Les beaux bébés phoques

par Michel Franklad 

Les artistes éplorés devant les mignons bébés phoques, vous les avez surement vus à télé. Le visage romantiquement vengeur, la conscience grave qu’on touche impunément à la sainte nature, c’en était trop. Il fallait donner l’exemple. Se faire photographier proche des bébés phoques. «Nous, héros de téléromans, nous allons leur montrer notre conscience sociale. Notre talent intuitif si près des choses de la vie !»

 

«Pendant ce temps, c’est vrai qu’il y a des guerres. On voit à la télé des civiles se faire massacrer. Mais nous ne sommes pas des soldats. Nous sommes des artistes. La nature, c’est notre mère – MOTHER EARTH !»…

 

Pendant ce temps, la guerre en Syrie dépasse les 200 000 morts. L’Irak n’est pas en reste : 1 million de morts ! L’Afrique tenue en tenailles par les terroristes et l’ebola, n’arrive plus à compter ses centaines de milliers de morts.

 

Tellement d’enfants meurent de malnutrition sur la planète. 808 millions d’enfants souffrent de malnutrition.

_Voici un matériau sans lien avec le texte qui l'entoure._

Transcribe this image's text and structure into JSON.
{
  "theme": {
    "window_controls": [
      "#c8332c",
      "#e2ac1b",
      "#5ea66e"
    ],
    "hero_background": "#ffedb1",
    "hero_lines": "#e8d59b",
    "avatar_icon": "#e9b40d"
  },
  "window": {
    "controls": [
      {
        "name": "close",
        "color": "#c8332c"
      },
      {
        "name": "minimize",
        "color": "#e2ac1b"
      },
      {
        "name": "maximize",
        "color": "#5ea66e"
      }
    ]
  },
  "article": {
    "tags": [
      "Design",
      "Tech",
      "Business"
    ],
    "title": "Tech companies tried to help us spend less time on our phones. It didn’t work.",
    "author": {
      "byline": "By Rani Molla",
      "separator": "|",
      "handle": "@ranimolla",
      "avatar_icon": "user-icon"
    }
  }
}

Environ autant d’enfants meurent de faim chaque année que l’équivalent de la population du Québec. Chaque jour, plus de 10 000 enfants meurent de faim. Et l’indice de la faim dans le monde a augmenté de 63 % depuis 1990.

 

«Mais nous sommes des stars. Nous sommes stimulés par l’intensité des situations, surtout lorsqu’elles sont touchantes ! Au fond, les rues jonchées de morts, nous les regrettons… mais les bébés phoques, la candeur même, voilà qui nous rend meilleurs ! Il n’y a pas de poésie à fixer son esprit sur les cadavres qu’on empile. Rien de valable à contempler la laideur ! Nous voulons rendre le monde plus enthousiaste. Stimuler la beauté primitive. Et on la massacre. Voilà le véritable crime. La journée où les populations du globe seront vraiment heurtées par la disparition annuelle des nombreuses populations animales, il n’y aura plus de guerres, plus de rues jonchées de bras arrachés et de trainées de sang ! Loin de nous la fixation morbide sur les désastres provoqués par les guerres»…

 

Chaque année, 800 000 personnes se suicident dans le monde. Cette tragédie bouleverse des millions de parents et amis des suicidés. Chez les 15-29, c’est la deuxième cause de mortalité.

 

Les troubles mentaux affectent 450 millions de personnes dans le monde, d’après l’Organisation mondiale de la santé, et 20 % de la population est amenée à en souffrir un jour. Pourtant, les systèmes de santé sont loin de prendre suffisamment en charge les malades.

 

Un Québécois sur cinq sera touché de près ou de loin par la maladie mentale au cours de sa vie. À Montréal, on parle de 2% de la population adulte qui souffre de troubles graves et de longue durée et de 29% qui seront aux prises avec une dépression majeure ou des troubles anxieux ou encore des troubles liés à l’usage de drogues ou d’alcool.

 

Alors, les fans attendris des bébés phoques, symbole de la beauté de la nature, n’avez pas de compassion pour les morues ? La morue qu’on remonte, accrochée à l’hameçon, souffre mille fois plus que le bébé phoque qu’un coup de gourdin tétanise instantanément…«Mais, dites-vous, la morue n’est pas belle, alors que le bébé phoque est si mignon !» Quel argument profond ! Vous êtes les penseurs de la planète…

 

Saisissez-vous le lien entre cette déviation «bébé phoque» vers le superficiel et la tolérance hallucinante envers les têtes brulées cachées derrière leur masque qui bouleversent les cours à l’UQAM ? Les âmes plus fragiles se noient dans la surenchère d’informations et y perdent leur vigueur originelle. Il s’ensuit un refuge dans l’indéfini, qui rejette à la fois les tragédies qui ravagent multiplement nos civilisations et qui nous fait dévaler vers l’impuissance ou la majoration dramatiquement excessive du charme de certains animaux… le complexe bébé phoque !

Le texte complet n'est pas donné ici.